Much has been said about the books sombre message but its powerful underlying ideas of hope serve as a reminder of why we shouldn’t wait for the best moments of life to pass us by. If you see happiness within your grasp, grab it, before it slips away. Oh, and skip the film adaptation for it won’t move you as the novel will.
Could you imagine a world where gender stereotyping was flipped on its head? A world where women were the persons who totally run the show? This is the concept that author Naomi Alderman explores in her intriguing novel The Power. Alderman worked with – and was mentored by – the great Margaret Atwood a year before this release and it shows. Like Atwood, she has created a unique dystopia; a universe in which teenage girls discover they develop a ‘skein’ – a muscle in their chest which then means have the ability to electrocute men at will – and they use it to their advantage; suddenly they are physically stronger than men.
There are many role reversals throughout the novel, but what jumps out is that even the secretaries are male, and referred to only as he for the most part. It’s not meant to be sexist or derogatory; it’s just the way it’s always been? or has it? This story is a fascinating look at what the world might be like if sexism went the other way. It will unnerve you, stay with you and after winning the esteemed Baileys Prize for Women’s Fiction, will become a classic.

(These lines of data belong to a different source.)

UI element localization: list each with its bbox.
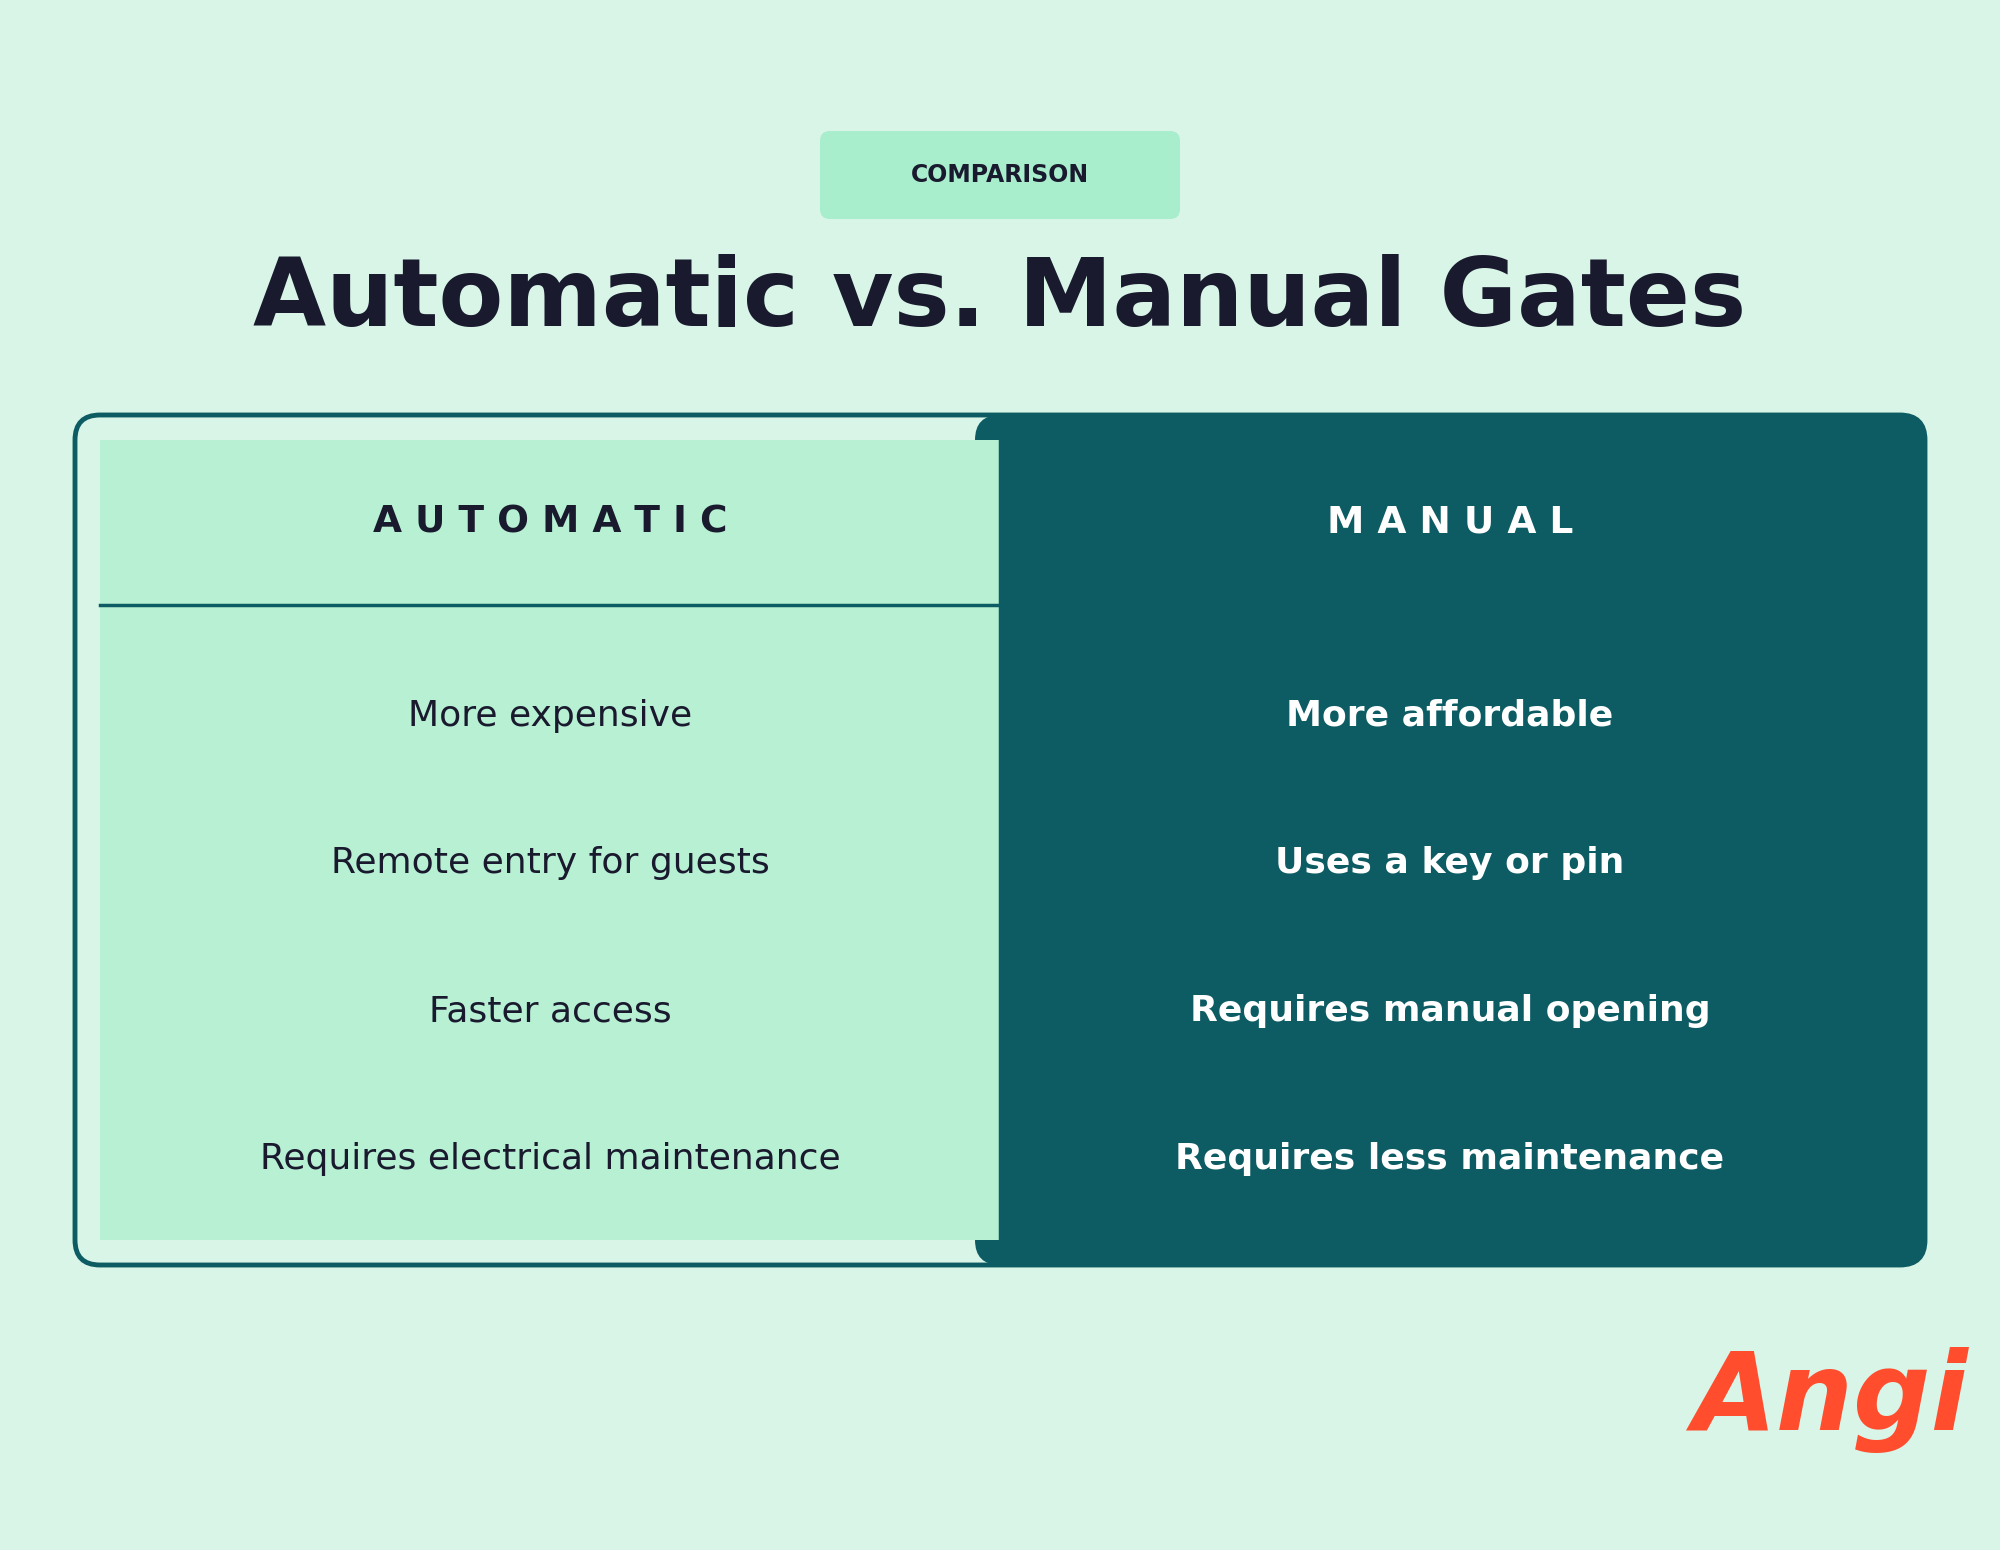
- FancyBboxPatch shape: [100, 440, 1000, 1240]
- Text: Requires electrical maintenance: Requires electrical maintenance: [260, 1142, 840, 1176]
- FancyBboxPatch shape: [976, 415, 1924, 1265]
- Text: More affordable: More affordable: [1286, 699, 1614, 733]
- Text: Requires manual opening: Requires manual opening: [1190, 994, 1710, 1028]
- FancyBboxPatch shape: [820, 132, 1180, 219]
- Text: M A N U A L: M A N U A L: [1326, 504, 1574, 541]
- Text: More expensive: More expensive: [408, 699, 692, 733]
- Text: Automatic vs. Manual Gates: Automatic vs. Manual Gates: [254, 254, 1746, 346]
- Text: Requires less maintenance: Requires less maintenance: [1176, 1142, 1724, 1176]
- Text: COMPARISON: COMPARISON: [910, 163, 1090, 188]
- Text: Faster access: Faster access: [428, 994, 672, 1028]
- Text: Remote entry for guests: Remote entry for guests: [330, 846, 770, 880]
- Text: A U T O M A T I C: A U T O M A T I C: [372, 504, 728, 541]
- Text: Angi: Angi: [1692, 1347, 1968, 1452]
- Text: Uses a key or pin: Uses a key or pin: [1276, 846, 1624, 880]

Louise O’Neill’s hugely powerful Asking For It and Almost Love are among her best but I always return to Only Ever Yours. This is a gripping Young Adult novel which looks at how society’s attitudes towards young women today might pan out in a dystopian future. We follow best friends Freida and Isabel as they venture into their 16th year where selection as a companion for a male is a growing concern – the alternative is too harrowing to contemplate. It’s a compelling, beautiful read from a brilliant writer.
Be warned: Angela Carter’s The Passion of New Eve is far from an easy read. Our dystopia takes place in the United States where civil war has broken out between different political, racial and gendered groups. Our narrator, Evelyn, a male, is at first, a hateful figure. He uses and abuses women for his own sexual gratification, never forming emotional attachments and abandoning them in their hour of need so, when he is captured by a group of tribeswomen, it’s hard to feel any sympathy; he does, you believe, have it coming.
However, when the tribes Mother Goddess performs a sex change operation on him (against his will), the tone of the narrative changes completely and the reader is forced to look at everything differently. It’s a dark and often brutal read, yet it is so so powerful. If you are brave enough to take it on, the glimmers of hope throughout will make the journey worth it.